Last week the Obama administration, Congress, and the California state insurance commissioner all took aim at Anthem Blue Cross in the wake of reports that the company was raising rates on individual subscribers by as much as 39 percent.
The company has responded to a letter from Sebelius demanding information.
Financial woes have pushed healthier people to drop coverage or buy cheaper plans, the company argued to Sebelius, who had demanded an explanation this week for the company's decision to raise premiums by as much as 39 percent. As a result of losing those customers and holding on to sicker ones, the insurer said, its individual business in California operated at a loss during 2009 and an increase in rates would cover the anticipated shortfall this year.
"While this dynamic always exists, in a challenging economy it becomes more prevalent as individuals who are paying for coverage without a government or employer subsidy must choose to continue coverage or use the money for other necessities," wrote Brian A. Sassi, president and CEO of the consumer business unit at WellPoint, Anthem's parent company.

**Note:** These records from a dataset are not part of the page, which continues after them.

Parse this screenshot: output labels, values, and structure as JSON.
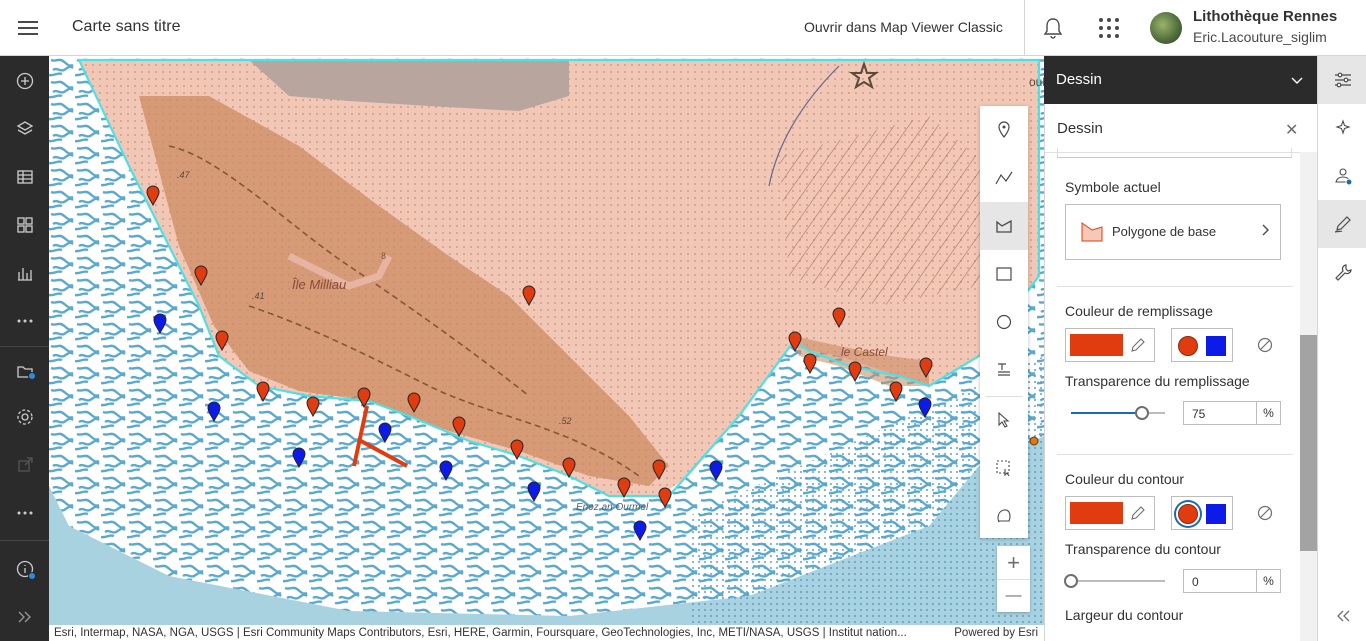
{
  "header": {
    "title": "Carte sans titre",
    "open_classic": "Ouvrir dans Map Viewer Classic",
    "user_org": "Lithothèque Rennes",
    "user_name": "Eric.Lacouture_siglim"
  },
  "left_rail": {
    "icons": [
      "add-icon",
      "layers-icon",
      "table-icon",
      "basemap-icon",
      "chart-icon",
      "more-icon",
      "map-properties-icon",
      "settings-icon",
      "share-icon",
      "more-icon",
      "info-icon",
      "expand-icon"
    ]
  },
  "map": {
    "labels": {
      "ile": "Île Milliau",
      "castel": "le Castel",
      "enez": "Enez an Ourmel",
      "elev1": ".47",
      "elev2": ".41",
      "elev3": ".52",
      "road": "8",
      "edge": "oul"
    },
    "attribution": "Esri, Intermap, NASA, NGA, USGS | Esri Community Maps Contributors, Esri, HERE, Garmin, Foursquare, GeoTechnologies, Inc, METI/NASA, USGS | Institut nation...",
    "powered": "Powered by Esri",
    "colors": {
      "sea": "#a9d2e1",
      "land": "#f5d3c4",
      "relief": "#c9926a",
      "outline": "#4fe0e6",
      "marker_red": "#e03c10",
      "marker_blue": "#0d1be8"
    }
  },
  "draw_tools": {
    "tools": [
      "point-tool",
      "polyline-tool",
      "polygon-tool",
      "rectangle-tool",
      "circle-tool",
      "text-tool",
      "select-tool",
      "select-rectangle-tool",
      "lasso-tool"
    ],
    "zoom_in": "+",
    "zoom_out": "—"
  },
  "panel": {
    "header": "Dessin",
    "title": "Dessin",
    "current_symbol_label": "Symbole actuel",
    "symbol_name": "Polygone de base",
    "fill_color_label": "Couleur de remplissage",
    "fill_transparency_label": "Transparence du remplissage",
    "fill_transparency_value": "75",
    "fill_transparency_level": 0.75,
    "outline_color_label": "Couleur du contour",
    "outline_transparency_label": "Transparence du contour",
    "outline_transparency_value": "0",
    "outline_transparency_level": 0,
    "outline_width_label": "Largeur du contour",
    "percent_unit": "%",
    "selected_color": "#e03c10",
    "quick_colors": [
      "#e03c10",
      "#0d1be8"
    ]
  },
  "right_rail": {
    "icons": [
      "properties-icon",
      "effects-icon",
      "styles-icon",
      "sketch-icon",
      "wrench-icon",
      "collapse-icon"
    ]
  }
}
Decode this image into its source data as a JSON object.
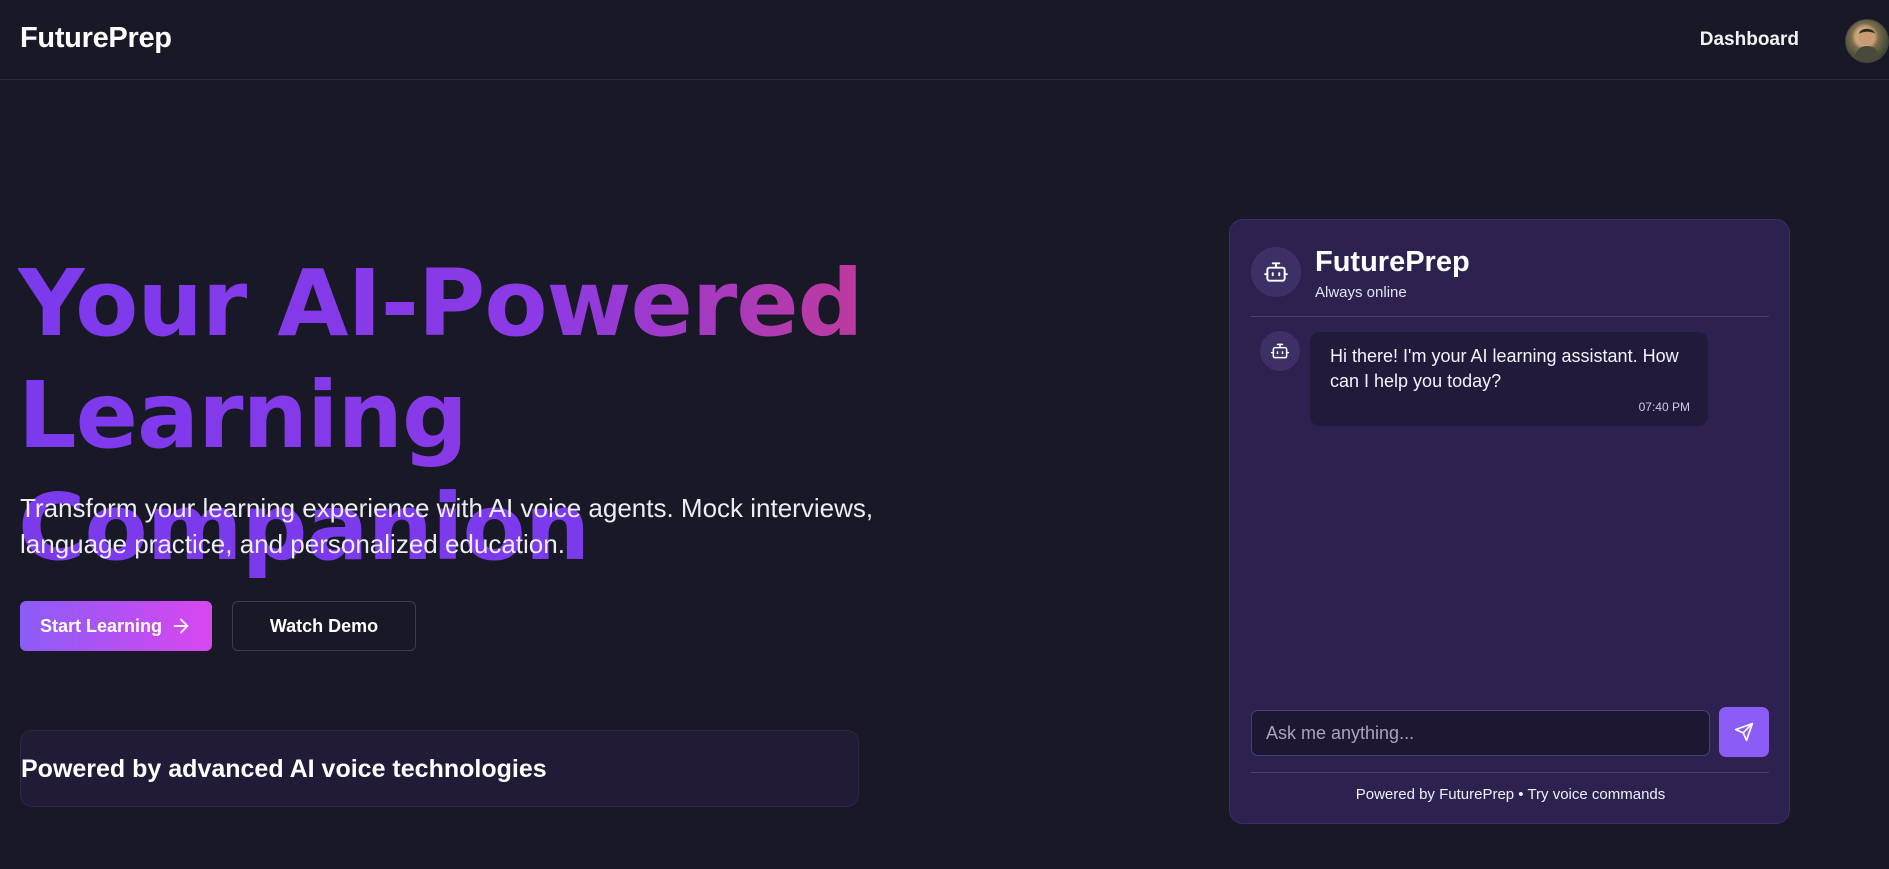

Precisely why healthcare reform has to happen--insurers will continue to claim that market forces will force them to price their product out of the reach of the people who need it most. There just aren't the profits, they argue, in the market of healthier people. It would seem that the option of being in the business of creating more affordable plans for everyone--including the healthy customers they say they are losing, isn't profit-maximizing enough.
How much profit does Wellpoint (Anthem's parent company) need? As Sebelius pointed out in her response to the letter, their profit is already obscene.
"It remains difficult to understand how a company that made $2.7 billion in the last quarter of 2009 alone can justify massive increases that will leave consumers with nothing but bad options: pay more for coverage, cut back on benefits or join the ranks of the uninsured. High health care costs alone cannot account for a premium increase that is 10 times higher than national health spending growth," she said in a statement.
"Without comprehensive reform, fewer people will be able to afford health insurance and Anthem's decision to raise their rates only demonstrates the urgent need for real reforms that fix our broken health insurance system. Reform will end the worst insurance company practices and put doctors and patients — not insurance companies — in charge of medical decisions. If we fail to implement reform, insurance companies will continue to prosper while families will continue to struggle."
As if it wasn't all galling enough, Wellpoint CEO Angela Braly told the WSJ, with crocodile tears following, that there just wouldn't be any choice but to start over with reform.
The tragedy, as she sees it, is what "a wasted opportunity" it all turned out to be. "Health-care reform" soon became "health-insurance reform" exclusively. "It was a pivot that was—unfortunate," she says, "because it is not going to solve the longer-term problem."
It's hard to see how WellPoint could be to blame for surging health spending, Mrs. Braly says, when 85 cents out of every premium dollar or more "is paid out in the actual cost of care, doctors, hospitals, suppliers, drugs, devices." Confiscating the 2009 profits of the entire insurance industry would pay for two days of U.S. health care.
That, after the industry fought tooth and nail over the proposal that would have made this health care reform rather than insurance reform--the element that actually had the chance to create an alternative, public-based system. The bills as they exist without the public option, but particularly the House bill with its national exchange, would at least curb some of the worst abuses of insurers. Given their attitude toward their customers and toward the reform process, the least Congress should do is pass the House's reconciliation fix, then pass the Senate bill.
Update: A reader sends this e-mail, which was sent to the LA Times in response to their story on the rate increase. It reads in part:
On February 4, you reported on Athem's rate increase:
"Anthem Blue Cross dramatically raising rates for Californians with individual health policies"
As a result of this news, perhaps from you, the White House opened an investigation into the hike.
I want to report a 20% rate hike from my health insurer, HealthNet, Woodland Hills, CA. My premium increases $85 to $511.68, effective March 1. The announcement letter reads: "The same percentage increase applies to all members on the plan."
In February of 2009, my premium was $389.38. (They increased the premium again in July 2010 in honor of my birthday.) The newest rate represents a 31.4% increase since February a year ago. (If my math is correct.)
This policy has a $4800 deductible. I am self-employed, so must seek health insurance on my own.
I suppose 20% doesn't seem shocking to those who got a 39% increase, but it sure is shocking to me. Especially since I never use the insurance due to the high deductible. They won't even allow me to remove the maternity benefit from my policy (I'm over 50) to achieve a lower rate without going back to underwriting. My agent says I wouldn't get a new policy without paying an even higher premium.